Asked by St. Louis Alderman Scott Ogilvie to dream big, Douglass Petty offered a vision for St. Louis.
It was Tuesday morning in the Kennedy Hearing Room on the second floor of City Hall, and Petty was answering questions posed by the Board of Aldermen’s legislation committee.
Petty, who lives in the Fox Park neighborhood, had been nominated by the St. Louis Public Schools to serve on a committee that will advise the city on how to spend the estimated $20 million a year raised by last year’s passage of Proposition 1.
“I want to help St. Louis look like St. Louis everywhere that St. Louis is,” Petty said.
Parts of the Gateway City have seen better days.
That was one of the driving forces behind the passage of a sales tax hike that is supposed to raise money for the long-planned North-South MetroLink transit line, as well as neighborhood preservation projects and public safety needs.

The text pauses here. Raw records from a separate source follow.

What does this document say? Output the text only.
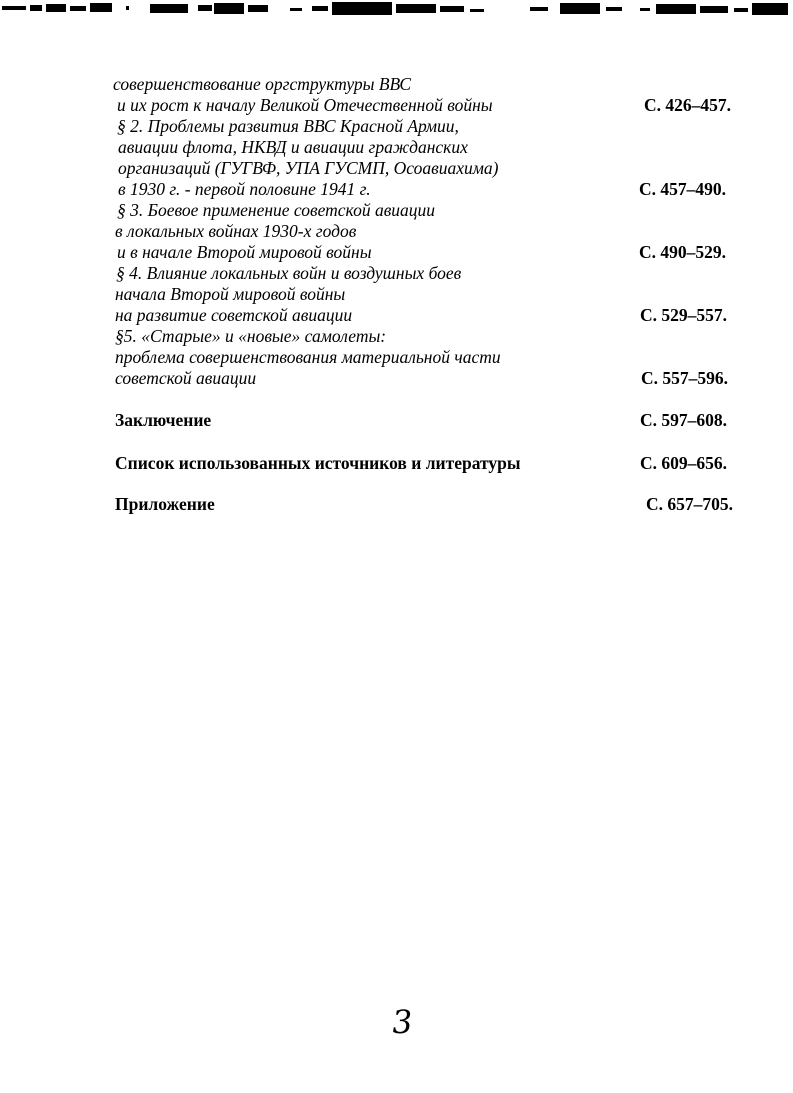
совершенствование оргструктуры ВВС
и их рост к началу Великой Отечественной войны	С. 426–457.
§ 2. Проблемы развития ВВС Красной Армии,
авиации флота, НКВД и авиации гражданских
организаций (ГУГВФ, УПА ГУСМП, Осоавиахима)
в 1930 г. - первой половине 1941 г.	С. 457–490.
§ 3. Боевое применение советской авиации
в локальных войнах 1930-х годов
и в начале Второй мировой войны	С. 490–529.
§ 4. Влияние локальных войн и воздушных боев
начала Второй мировой войны
на развитие советской авиации	С. 529–557.
§5. «Старые» и «новые» самолеты:
проблема совершенствования материальной части
советской авиации	С. 557–596.
Заключение	С. 597–608.
Список использованных источников и литературы	С. 609–656.
Приложение	С. 657–705.
3
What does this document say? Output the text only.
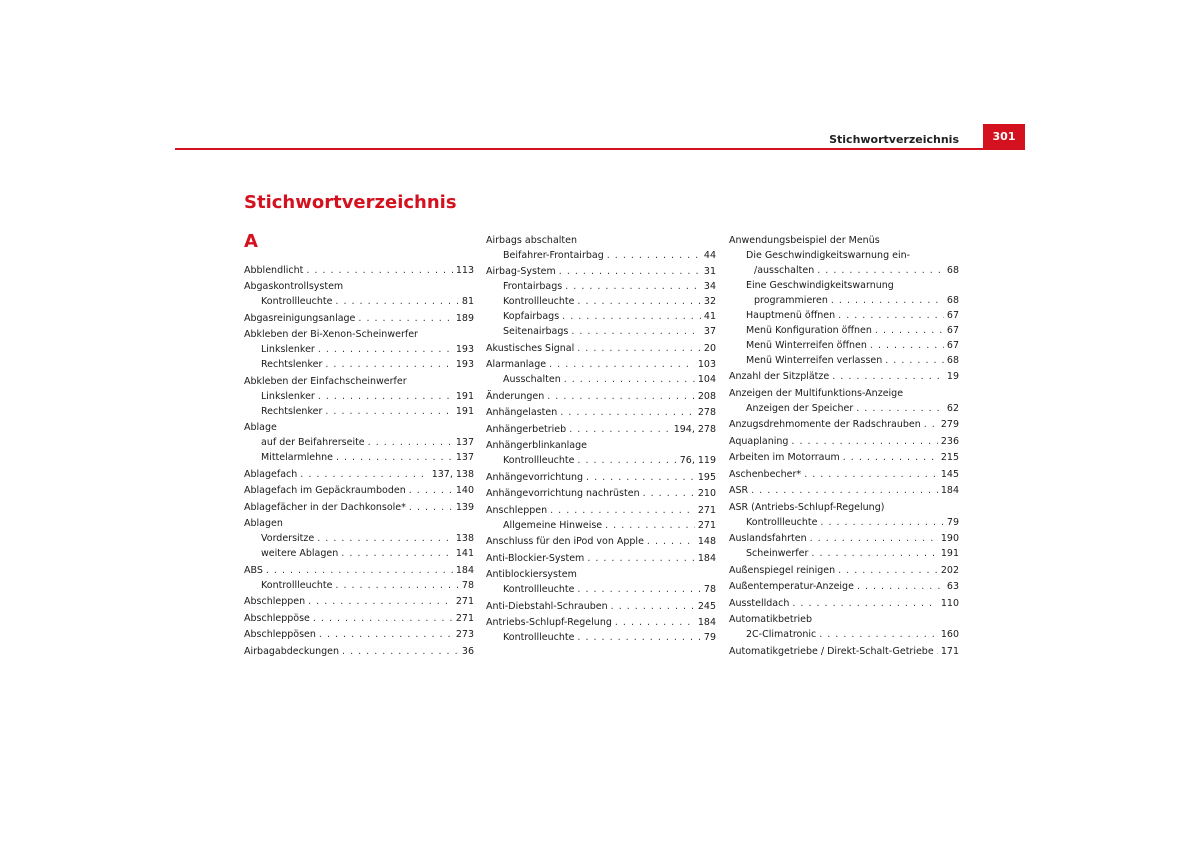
Stichwortverzeichnis	301
Stichwortverzeichnis
A
Abblendlicht . . .	113
Abgaskontrollsystem
Kontrollleuchte . . .	81
Abgasreinigungsanlage . . .	189
Abkleben der Bi-Xenon-Scheinwerfer
Linkslenker . . .	193
Rechtslenker . . .	193
Abkleben der Einfachscheinwerfer
Linkslenker . . .	191
Rechtslenker . . .	191
Ablage
auf der Beifahrerseite . . .	137
Mittelarmlehne . . .	137
Ablagefach . . .	137, 138
Ablagefach im Gepäckraumboden . . .	140
Ablagefächer in der Dachkonsole* . . .	139
Ablagen
Vordersitze . . .	138
weitere Ablagen . . .	141
ABS . . .	184
Kontrollleuchte . . .	78
Abschleppen . . .	271
Abschleppöse . . .	271
Abschleppösen . . .	273
Airbagabdeckungen . . .	36
Airbags abschalten
Beifahrer-Frontairbag . . .	44
Airbag-System . . .	31
Frontairbags . . .	34
Kontrollleuchte . . .	32
Kopfairbags . . .	41
Seitenairbags . . .	37
Akustisches Signal . . .	20
Alarmanlage . . .	103
Ausschalten . . .	104
Änderungen . . .	208
Anhängelasten . . .	278
Anhängerbetrieb . . .	194, 278
Anhängerblinkanlage
Kontrollleuchte . . .	76, 119
Anhängevorrichtung . . .	195
Anhängevorrichtung nachrüsten . . .	210
Anschleppen . . .	271
Allgemeine Hinweise . . .	271
Anschluss für den iPod von Apple . . .	148
Anti-Blockier-System . . .	184
Antiblockiersystem
Kontrollleuchte . . .	78
Anti-Diebstahl-Schrauben . . .	245
Antriebs-Schlupf-Regelung . . .	184
Kontrollleuchte . . .	79
Anwendungsbeispiel der Menüs
Die Geschwindigkeitswarnung ein-
/ausschalten . . .	68
Eine Geschwindigkeitswarnung
programmieren . . .	68
Hauptmenü öffnen . . .	67
Menü Konfiguration öffnen . . .	67
Menü Winterreifen öffnen . . .	67
Menü Winterreifen verlassen . . .	68
Anzahl der Sitzplätze . . .	19
Anzeigen der Multifunktions-Anzeige
Anzeigen der Speicher . . .	62
Anzugsdrehmomente der Radschrauben . . . 279
Aquaplaning . . .	236
Arbeiten im Motorraum . . .	215
Aschenbecher* . . .	145
ASR . . .	184
ASR (Antriebs-Schlupf-Regelung)
Kontrollleuchte . . .	79
Auslandsfahrten . . .	190
Scheinwerfer . . .	191
Außenspiegel reinigen . . .	202
Außentemperatur-Anzeige . . .	63
Ausstelldach . . .	110
Automatikbetrieb
2C-Climatronic . . .	160
Automatikgetriebe / Direkt-Schalt-Getriebe . . . 171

The transit line — if it ever gets built — would cut through the core of the city, connecting the dense and fragile south side with a north side that in some neighborhoods is a hollowed out version of its former self. It is the sort of project that some community leaders have said would transform the city, rebuilding economically distressed communities, connecting poor people who lack transportation to jobs, and attracting millennials and the businesses that employ them to a city with a more robust transit system.

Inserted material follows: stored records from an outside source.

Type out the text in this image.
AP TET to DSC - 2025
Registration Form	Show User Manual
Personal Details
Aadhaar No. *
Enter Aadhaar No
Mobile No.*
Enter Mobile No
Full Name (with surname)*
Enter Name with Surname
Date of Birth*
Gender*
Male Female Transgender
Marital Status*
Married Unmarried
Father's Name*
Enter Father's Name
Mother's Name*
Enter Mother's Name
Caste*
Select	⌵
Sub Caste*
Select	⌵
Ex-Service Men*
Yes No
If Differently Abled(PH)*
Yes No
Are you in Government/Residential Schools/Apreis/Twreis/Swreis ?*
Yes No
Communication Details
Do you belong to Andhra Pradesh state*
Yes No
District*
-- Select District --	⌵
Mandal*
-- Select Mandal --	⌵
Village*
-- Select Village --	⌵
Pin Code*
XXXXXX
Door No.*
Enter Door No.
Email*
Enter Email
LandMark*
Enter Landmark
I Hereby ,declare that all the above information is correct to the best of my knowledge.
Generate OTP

But first, state law requires the city to establish an advisory committee to meet and make recommendations on how to spend the money. Then, of course, there’s the matter of the fact that the sales tax revenue raised by Proposition 1 will produce only a fraction of the billion or so dollars needed to build the new MetroLink line.
Petty was one of seven members of the new advisory committee approved by the legislation committee on Tuesday, but not before each one of them answered some version of this question from Alderman Christine Ingrassia:
“Do you feel comfortable allocating the money from Proposition 1 according to the ballot language?”
That language, in a bill sponsored by Ingrassia, called for 60 percent of the money raised — about $12 million a year — to be dedicated to the new transit line.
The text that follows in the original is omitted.